Students, faculty, and community members filled the Centrum on Thursday, March 15, to hear from two National Book Awards finalists.

This year marked the 13th annual National Book Awards at Concordia. Since 2006, Concordia has been inviting National Book Award finalists and winners to campus each spring. This year, historical nonfiction authors Erica Armstrong Dunbar and Nancy MacLean came to campus to discuss their award-nominated books with National Public Radio correspondent and 1974 Concordia alum John Ydstie.

Senior Ali Froslie, who has regularly attended the National Book Awards events since coming to Concordia, was particularly excited about this year’s authors.

“It was really cool [to have] two awesome women professors who are writing important books … they’re a big deal,” Froslie said.

During the day, Dunbar and National Book Foundation’s executive director, Lisa Lucas, attended a meet and greet with English majors and minors. Dunbar and MacLean also held question-and-answer sessions on Friday to discuss the processes of writing their books.

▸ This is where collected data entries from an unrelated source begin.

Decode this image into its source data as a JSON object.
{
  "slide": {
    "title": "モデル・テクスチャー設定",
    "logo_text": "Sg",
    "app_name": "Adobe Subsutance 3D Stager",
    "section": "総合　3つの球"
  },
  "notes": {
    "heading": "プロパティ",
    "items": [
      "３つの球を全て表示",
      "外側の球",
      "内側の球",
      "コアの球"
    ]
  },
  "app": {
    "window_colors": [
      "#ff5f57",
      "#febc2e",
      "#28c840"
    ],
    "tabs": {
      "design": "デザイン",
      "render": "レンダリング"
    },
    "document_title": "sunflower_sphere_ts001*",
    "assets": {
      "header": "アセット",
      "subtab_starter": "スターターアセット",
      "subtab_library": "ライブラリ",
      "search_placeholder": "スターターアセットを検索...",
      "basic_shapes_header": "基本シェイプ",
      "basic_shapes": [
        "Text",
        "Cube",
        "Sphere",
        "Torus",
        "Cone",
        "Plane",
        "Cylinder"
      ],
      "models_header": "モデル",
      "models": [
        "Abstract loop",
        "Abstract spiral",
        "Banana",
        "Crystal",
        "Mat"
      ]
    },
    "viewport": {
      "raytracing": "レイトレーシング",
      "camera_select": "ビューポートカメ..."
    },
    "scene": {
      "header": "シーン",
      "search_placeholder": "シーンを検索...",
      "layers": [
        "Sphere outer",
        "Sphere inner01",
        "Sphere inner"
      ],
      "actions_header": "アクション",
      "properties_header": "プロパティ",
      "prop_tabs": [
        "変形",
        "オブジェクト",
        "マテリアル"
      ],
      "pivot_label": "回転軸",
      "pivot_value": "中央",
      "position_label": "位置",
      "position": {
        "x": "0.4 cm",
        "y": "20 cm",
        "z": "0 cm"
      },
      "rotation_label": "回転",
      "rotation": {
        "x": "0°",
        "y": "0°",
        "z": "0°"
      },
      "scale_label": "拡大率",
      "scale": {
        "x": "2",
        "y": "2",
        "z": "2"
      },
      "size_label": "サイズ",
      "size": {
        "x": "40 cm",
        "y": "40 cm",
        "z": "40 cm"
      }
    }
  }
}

“It’s cool that we get an opportunity to interact with [the authors] on a more personal level,” said senior Ellie Boese.

Scott Olsen, a Concordia English professor, and Tracy Moorhead, Concordia’s chief of staff, are in charge of deciding which National Book Award finalists are invited to campus each year. This year they chose Dunbar for her book “Never Caught: The Washingtons’ Relentless Pursuit of Their Runaway Slave, Ona Judge,” and MacLean for her book “Democracy in Chains: The Deep History of the Radical Right’s Stealth Plan for America.”

“There are a thousand issues that are going on with these two books right now that have particular relevance to the country as well as our community,” Olsen said.

“Never Caught” is a historical narrative on the hunting of one of George Washington’s slaves who managed to escape enslavement. “Democracy in Chains” is about the libertarian movement’s plot to change the rules of democratic government, a plan that was designed over 60 years as an attempt to give more to and preserve the power of the white elite.

During the Thursday night event, Ydstie asked each of the authors to talk a bit about their books as well as what it was like to write them. Both writers said that they stumbled across their subjects while doing other research. After coming across the name of the Washington’s runaway slave Ona Judge, Dunbar knew she had to write something.

“It became clear to me that I could use [Ona’s life] to tell multiple stories … this is history that everyone should have,” she said.

Dunbar said one of her driving goals was to “blow open why we have some of the myths we have about slavery” as well as “the myth that the North was free and the South was enslaved.”

While they shared excerpts from their books, it was easy to tell that each of the authors are extremely passionate about their subjects. MacLean’s vigor about the subject of the libertarian movement could be seen when she discussed the number of ways that the radical right has been working to put America’s democracy “in chains.”

Both Froslie and Bose enjoyed the night event.

“It’s cool to hear them read their work in their own voices, talking about the importance of what they write,” Froslie said.